Hot Stuff Eddie Gilbert was one of the hottest wrestlers in the territories in the '80s. He was not only a great wrestler, but he had a great mind for the business, worked as a manager and even started booking towards the end of his life, writing the storylines for Mid South Wrestling at one point.
Gilbert worked early in his career for WWE but then became a star in his feud with Jerry "The King" Lawler in Mid-Southern Wrestling, was a hated heel in Mid South where he introduced the world to the men who would become Sting and The Ultimate Warrior and even worked for a short time in ECW. Eddie Gilbert died in 1995 from a heart attack at the age of 33.

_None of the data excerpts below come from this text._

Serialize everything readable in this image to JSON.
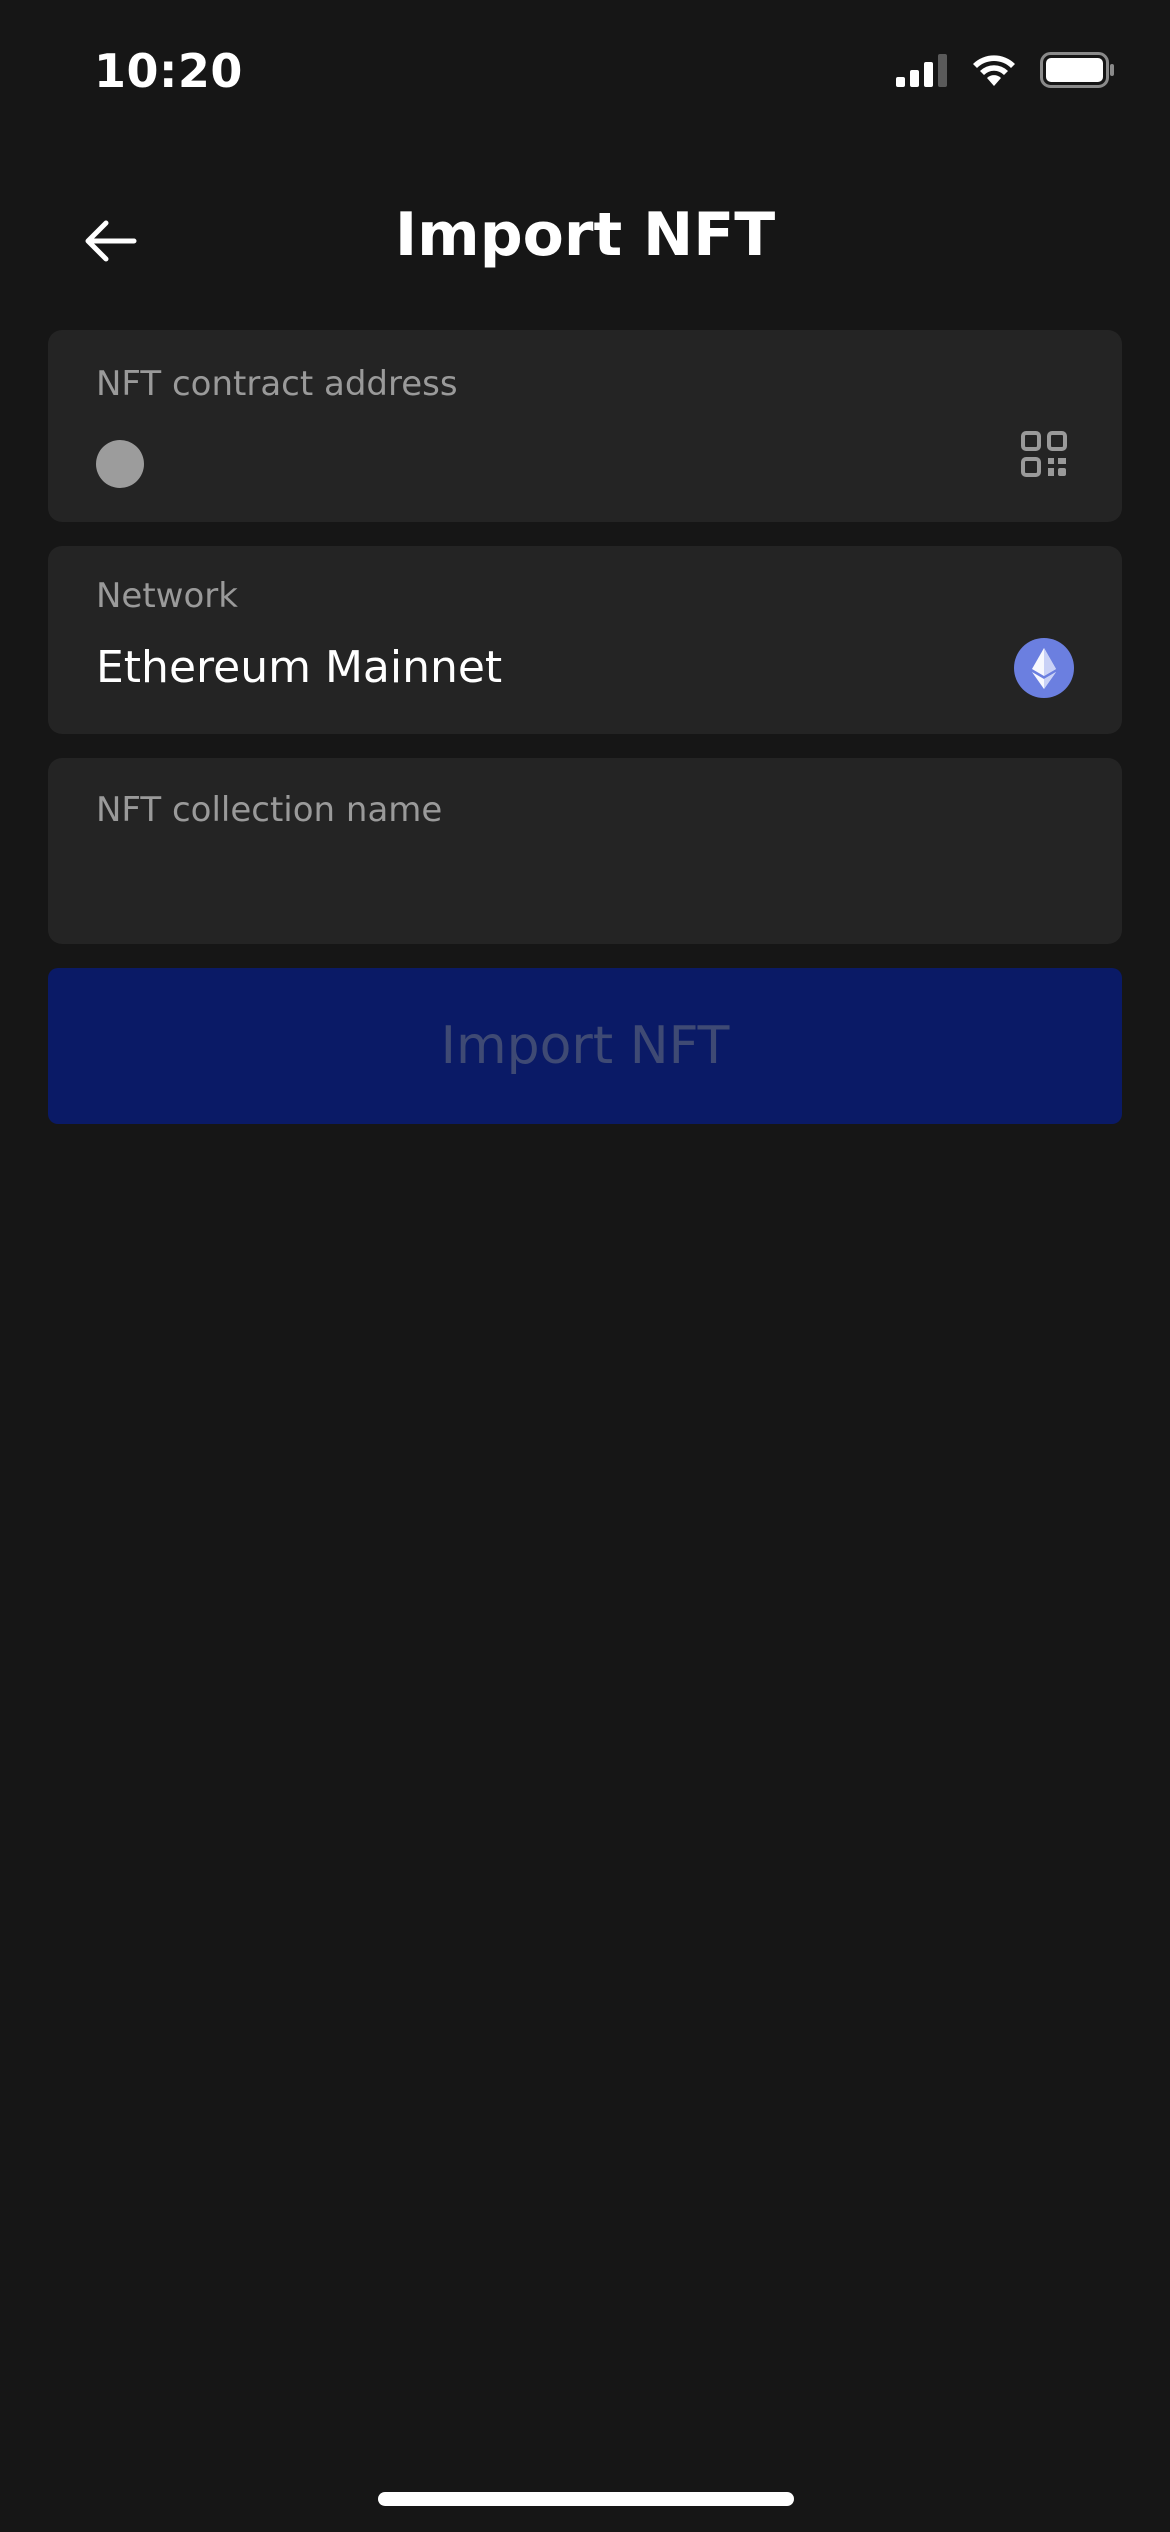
{
  "status_bar": {
    "time": "10:20",
    "icons": [
      "cellular-signal-icon",
      "wifi-icon",
      "battery-icon"
    ]
  },
  "header": {
    "title": "Import NFT",
    "back_icon": "arrow-left-icon"
  },
  "form": {
    "contract_address": {
      "label": "NFT contract address",
      "value": "",
      "scan_icon": "qr-code-icon"
    },
    "network": {
      "label": "Network",
      "value": "Ethereum Mainnet",
      "icon": "ethereum-icon"
    },
    "collection_name": {
      "label": "NFT collection name",
      "value": ""
    },
    "submit_label": "Import NFT"
  },
  "colors": {
    "background": "#161616",
    "field_background": "#242424",
    "label": "#9a9a9a",
    "button_background": "#0a1a66",
    "button_text_disabled": "#3f4a74",
    "ethereum": "#6b7fe0"
  }
}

Fans from the Attitude Era likely remember Andrew Martin, who wrestled under the name Test. He got his start as part of The Corporation with Shane McMahon and worked as a powerhouse heel during that time. It looked like he was going to be a star when he entered into an angle with Stephanie McMahon in 1999 but Triple H entered the picture and the Test push ended as quickly as it started.
Test had a small angle later in the tag team T&A with Prince Albert, but that was mostly to introduce the world to the team's manager and new WWE superstar Trish Stratus. Later, Test worked with Stacy Keibler but a neck injury ended his WWE career in 2004. He retired completely in 2007 and then died in 2009 from a reported drug overdose at the age of 33.
While most deaths of young people are tragic, the death of Owen Hart seems even more senseless. At one point, Owen looked like he could be a major star in WWE with his brother Bret Hart as part of the Hart Foundation. However, after Bret left WWE, Owen drifted along and ended up in the Nation of Domination for a short time.
Then, WWE made him a superhero called the Blue Blazer, put him in a costume and had him wear a mask. At Over the Edge 1999, Hart was supposed to wrestle against The Godfather and WWE lowered him to the ring in a harness from the ceiling. The stunt went bad, Hart fell 78 feet to the ring and died. Owen Hart was 34.
Brian Pillman came to WWE after a strong career in WCW where he morphed from a high flying cruiserweight into a heel that blurred the lines between reality and fiction. His work with the Four Horsemen and then his crazy tenure in ECW set the table for his entrance to WWE.
Attitude Era fans remember well the angle where Stone Cold Steve Austin invaded Brian Pillman's home and Pillman aimed a gun at Austin in self-defense. It was the type of angle that the Attitude Era was known for. Sadly, Brian Pillman's life ended due to the same heart disease that took the life of his father. Pillman was 35.